DMD 1.038 and 2.022 releases
Steven Schveighoffer
schveiguy at yahoo.com
Wed Dec 17 22:01:49 PST 2008
"Simen Kjaeraas" wrote
> On Wed, 17 Dec 2008 00:39:00 +0100, Robert Jacques wrote:
>> Which I read to mean that a returned delegate is inherently pure. On a
>> second read, I think you mean that the closure heap variables may be
>> treated as immutable once a delegate is returned if the delegate doesn't
>> mutate them. While an interesting observation, it too is easily broken:
>
> Ah, I read it to mean that a delegate with no side effects is just as
> pure as a function with none, which I find hard to argue against.
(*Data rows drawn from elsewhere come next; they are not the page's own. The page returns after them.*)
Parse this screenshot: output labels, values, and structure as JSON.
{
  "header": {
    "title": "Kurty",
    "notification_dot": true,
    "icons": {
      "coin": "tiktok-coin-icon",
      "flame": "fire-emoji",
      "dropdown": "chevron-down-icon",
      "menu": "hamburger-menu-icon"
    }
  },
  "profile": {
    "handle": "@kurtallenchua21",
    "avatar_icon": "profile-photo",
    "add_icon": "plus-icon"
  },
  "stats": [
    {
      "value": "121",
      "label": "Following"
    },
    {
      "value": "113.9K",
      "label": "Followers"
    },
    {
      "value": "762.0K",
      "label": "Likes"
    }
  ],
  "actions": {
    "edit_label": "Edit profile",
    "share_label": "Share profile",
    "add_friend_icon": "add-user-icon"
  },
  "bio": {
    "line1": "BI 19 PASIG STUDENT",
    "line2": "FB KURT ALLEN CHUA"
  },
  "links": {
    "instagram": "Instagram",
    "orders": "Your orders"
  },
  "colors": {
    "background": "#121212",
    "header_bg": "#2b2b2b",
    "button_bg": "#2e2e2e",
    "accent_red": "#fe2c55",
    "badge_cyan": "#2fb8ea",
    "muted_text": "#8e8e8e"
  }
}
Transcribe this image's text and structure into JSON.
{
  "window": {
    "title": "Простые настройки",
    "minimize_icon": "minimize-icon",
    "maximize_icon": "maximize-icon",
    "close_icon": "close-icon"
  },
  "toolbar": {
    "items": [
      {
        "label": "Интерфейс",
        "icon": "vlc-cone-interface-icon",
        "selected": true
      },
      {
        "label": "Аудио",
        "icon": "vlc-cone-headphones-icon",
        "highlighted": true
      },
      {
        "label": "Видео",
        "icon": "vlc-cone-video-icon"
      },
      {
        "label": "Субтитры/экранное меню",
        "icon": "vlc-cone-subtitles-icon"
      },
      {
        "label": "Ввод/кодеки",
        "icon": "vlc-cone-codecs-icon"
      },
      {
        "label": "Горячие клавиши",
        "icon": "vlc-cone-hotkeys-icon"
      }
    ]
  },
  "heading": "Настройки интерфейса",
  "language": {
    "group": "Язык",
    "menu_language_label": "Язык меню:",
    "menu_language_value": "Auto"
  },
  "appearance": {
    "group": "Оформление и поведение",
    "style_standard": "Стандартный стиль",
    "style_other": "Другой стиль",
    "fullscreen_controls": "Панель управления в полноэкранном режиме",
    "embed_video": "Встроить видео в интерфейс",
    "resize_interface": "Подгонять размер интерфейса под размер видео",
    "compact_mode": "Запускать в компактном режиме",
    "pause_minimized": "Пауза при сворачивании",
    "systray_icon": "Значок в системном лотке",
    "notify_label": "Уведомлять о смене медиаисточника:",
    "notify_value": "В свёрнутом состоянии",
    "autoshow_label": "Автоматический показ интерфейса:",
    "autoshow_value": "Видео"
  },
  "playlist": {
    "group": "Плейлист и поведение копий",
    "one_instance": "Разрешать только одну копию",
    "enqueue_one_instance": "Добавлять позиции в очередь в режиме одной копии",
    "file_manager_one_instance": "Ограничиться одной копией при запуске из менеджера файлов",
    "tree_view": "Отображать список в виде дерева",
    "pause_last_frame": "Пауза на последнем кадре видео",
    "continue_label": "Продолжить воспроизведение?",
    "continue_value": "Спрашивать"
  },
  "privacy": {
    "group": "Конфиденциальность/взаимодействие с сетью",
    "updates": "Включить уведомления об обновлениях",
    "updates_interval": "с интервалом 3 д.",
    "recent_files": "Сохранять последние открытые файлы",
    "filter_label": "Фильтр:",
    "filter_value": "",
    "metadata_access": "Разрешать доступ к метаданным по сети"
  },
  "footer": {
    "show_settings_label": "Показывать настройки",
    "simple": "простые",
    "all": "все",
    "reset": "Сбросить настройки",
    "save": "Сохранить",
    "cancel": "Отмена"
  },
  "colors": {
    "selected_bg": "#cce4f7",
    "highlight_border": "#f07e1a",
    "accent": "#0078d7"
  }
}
As D
> is a systems language, one might argue that casting a delegate to pure
> is reasonable, as it may be too hard to statically check if it is pure,
> and a cast is a confirmation from the programmer that yes, he knows
> what he's doing.
Please note, Walter's vision of pure is not the same as C's implementation
of pure.
Walter wants pure functions that have no side effects *AND* cannot be
affected by other functions' side effects. Your example fails the second
requirement.
This is more in line with actual fucntional languages, where all data is
invariant (and therefore, cannot be affected by outside functions).